Mit einer umfassenden Marketingkampagne bereitet Volkswagen derzeit den Weg für den Marktstart des Kleinstwagens Up am 2. Dezember.

Großangriff im Kleinstwagensegment: Vom 2. Dezember an will Volkswagen auch eine der letzten in der „Trophäensammlung" des Konzerns noch fehlenden Fahrzeugkategorien erobern und bei den „Kleinen" ganz groß rauskommen.

Der Up steht in der Startlöchern und es bedarf keiner prophetischen Gaben, um die baldige Marktführerschaft an der automobilen Basis vorauszusagen. So wie die größeren Brüder Polo, Golf, Passat, Tiguan und Touran seit Jahr und Tag ihrer jeweiligen Konkurrenz voraus fahren, so wird sich auch das 3,54-Meter-Wägelchen aus Wolfsburg in Deutschland sicher alsbald an die Spitze der Zulassungsstatistik setzen.

Großes Eroberungspotenzial

„Wir hatten bislang in dieser Klasse kein attraktives Angebot", gibt Volkswagen-Produktmanagerin Christine Roch unumwunden zu, „doch jetzt wollen wir mit dem Up neue Kunden erobern - von ganz jungen Autokäufern bis zur Generation 50plus. Wir rechnen damit, dass zwei Drittel der Up-Kunden bislang keinen Volkswagen gefahren haben."

Dazu haben die Norddeutschen ihre Marketingmaschinerie unter Volldampf gesetzt.
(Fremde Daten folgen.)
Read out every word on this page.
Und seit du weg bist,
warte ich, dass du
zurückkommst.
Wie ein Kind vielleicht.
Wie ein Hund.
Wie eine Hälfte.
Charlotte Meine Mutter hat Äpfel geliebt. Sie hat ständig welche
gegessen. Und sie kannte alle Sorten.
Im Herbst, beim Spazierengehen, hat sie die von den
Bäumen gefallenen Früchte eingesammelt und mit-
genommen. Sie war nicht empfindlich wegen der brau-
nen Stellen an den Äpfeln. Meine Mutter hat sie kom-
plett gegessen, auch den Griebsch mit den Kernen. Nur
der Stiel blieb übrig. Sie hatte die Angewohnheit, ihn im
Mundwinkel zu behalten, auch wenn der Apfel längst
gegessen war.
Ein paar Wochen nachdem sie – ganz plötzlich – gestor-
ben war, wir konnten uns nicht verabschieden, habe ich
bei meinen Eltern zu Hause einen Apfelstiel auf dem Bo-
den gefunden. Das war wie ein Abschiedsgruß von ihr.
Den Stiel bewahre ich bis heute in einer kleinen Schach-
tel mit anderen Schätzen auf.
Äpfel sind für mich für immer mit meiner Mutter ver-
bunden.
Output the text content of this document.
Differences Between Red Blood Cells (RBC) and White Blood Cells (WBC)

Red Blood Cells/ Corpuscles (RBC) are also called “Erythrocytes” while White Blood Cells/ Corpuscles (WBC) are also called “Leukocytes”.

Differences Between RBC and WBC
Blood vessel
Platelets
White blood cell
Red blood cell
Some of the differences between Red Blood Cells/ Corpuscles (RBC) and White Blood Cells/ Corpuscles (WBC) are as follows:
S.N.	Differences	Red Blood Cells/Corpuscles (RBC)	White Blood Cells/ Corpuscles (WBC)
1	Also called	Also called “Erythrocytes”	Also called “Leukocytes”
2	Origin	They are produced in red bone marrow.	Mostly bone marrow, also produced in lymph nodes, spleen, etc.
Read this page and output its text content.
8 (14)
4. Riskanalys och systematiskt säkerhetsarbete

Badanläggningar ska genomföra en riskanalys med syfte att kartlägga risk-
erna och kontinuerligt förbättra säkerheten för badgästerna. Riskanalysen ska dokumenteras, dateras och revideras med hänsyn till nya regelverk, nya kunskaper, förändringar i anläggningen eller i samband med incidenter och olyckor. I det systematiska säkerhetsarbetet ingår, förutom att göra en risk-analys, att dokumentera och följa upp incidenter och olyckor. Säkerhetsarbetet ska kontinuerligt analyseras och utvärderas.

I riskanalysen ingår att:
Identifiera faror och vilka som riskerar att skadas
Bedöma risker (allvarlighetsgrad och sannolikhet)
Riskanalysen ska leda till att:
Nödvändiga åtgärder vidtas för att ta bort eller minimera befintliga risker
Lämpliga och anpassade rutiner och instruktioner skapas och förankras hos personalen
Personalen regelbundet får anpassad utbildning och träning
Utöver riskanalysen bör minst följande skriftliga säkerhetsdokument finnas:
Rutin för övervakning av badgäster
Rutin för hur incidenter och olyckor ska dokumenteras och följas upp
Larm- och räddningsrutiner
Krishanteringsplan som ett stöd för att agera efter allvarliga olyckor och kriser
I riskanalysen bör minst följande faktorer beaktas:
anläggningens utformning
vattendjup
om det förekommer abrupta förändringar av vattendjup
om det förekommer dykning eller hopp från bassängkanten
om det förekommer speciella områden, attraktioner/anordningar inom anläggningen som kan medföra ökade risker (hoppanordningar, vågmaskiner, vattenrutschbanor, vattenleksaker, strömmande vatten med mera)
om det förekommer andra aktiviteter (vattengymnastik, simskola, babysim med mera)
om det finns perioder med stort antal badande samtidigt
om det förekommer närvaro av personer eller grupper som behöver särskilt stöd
Seit der Weltpremiere auf der Internationalen Automobil-Ausstellung (IAA) im September in Frankfurt am Main ist der flotte Flitzer mit dem kurzen Namen in aller Munde und kommt dabei ganz groß raus.

Ob TV- und Radiowerbung, Städtetour oder eigenes Magazin, VW lässt derzeit keine Gelegenheit aus, um den Cityflitzer, als „wahren Volkswagen" ins rechte Licht zu rücken. „Wir erreichen mit dieser Kampagne über alle Kanäle 90 bis 95 Prozent aller europäischen Verbraucher", sagt Christine Roch.

Für den urbanen Verkehr gerüstet

Jetzt durfte die internationale Journalistenschar in Rom zur ersten Probefahrt hinters Steuer. Exakt dort, wo die erklärten Widersacher wie der Fiat Panda oder der Smart ihr natürliches Revier haben. Und es zeigte sich auf Anhieb, dass der neue Winzling bestens für den urbanen Stop-and-go-Verkehr und die Nutzung kleinster Parklücken geeignet ist. Lenkung, Schaltung und Fahrwerk arbeiten sehr präzise.

Allerdings: VW hat mit dem Up das Auto nicht gleich neu erfunden, wie die Werbekampagne gerne glauben machen will. Mit seiner praktischen Kastenform ist der kleine Norddeutsche eher die moderne Interpretation des 1993 vorgestellten Renault Twingo. Nur eben auf VW-Niveau.

Neue Notbremsfunktion

Dafür steht das serienmäßige ESP und die erstmals in dieser Klasse angebotene Notbremsfunktion, die bei Geschwindigkeiten zwischen fünf und 30 km/h selbsttätig eine Vollbremsung auslöst und so Auffahrunfälle verhindern oder zumindest die Folgen lindern kann.

Das System kostet in Verbindung mit Geschwindigkeitsregelanlage, Bordcomputer und Einparkhilfe 590 Euro. Klimaanlage und Radio sind im Paket für 895 Euro zu haben und das portable Navigationsgerät mit integrierter Halterung gibt es für 355 Euro.

9.850 Euro Basispreis

Damit wird aber auch klar: Der von Volkswagen so wortreich kommunizierte Basispreis von 9.850 Euro ist in der Praxis kaum einzuhalten. Der Up kommt zunächst mit einem 1,0-Liter-Dreizylinder-Benzinmotor mit 44 kW/60 PS (Normverbrauch: 4,5 Liter) oder 55 kW/75 PS (4,7 Liter; Basispreis: 10.450 Euro) auf den Markt. 2012 folgen der 60 PS-Antrieb mit Start/Stopp (4,2 Liter), eine Erdgasvariante und eine viertürige Version, 2013 ein Elektroantrieb.

Und dann dürfen auch die Konzerntöchter ran. Skoda wird den Wagen praktisch baugleich als Citygo anbieten, bei Seat trägt der späte Arosa-Nachfolger den Namen Mii.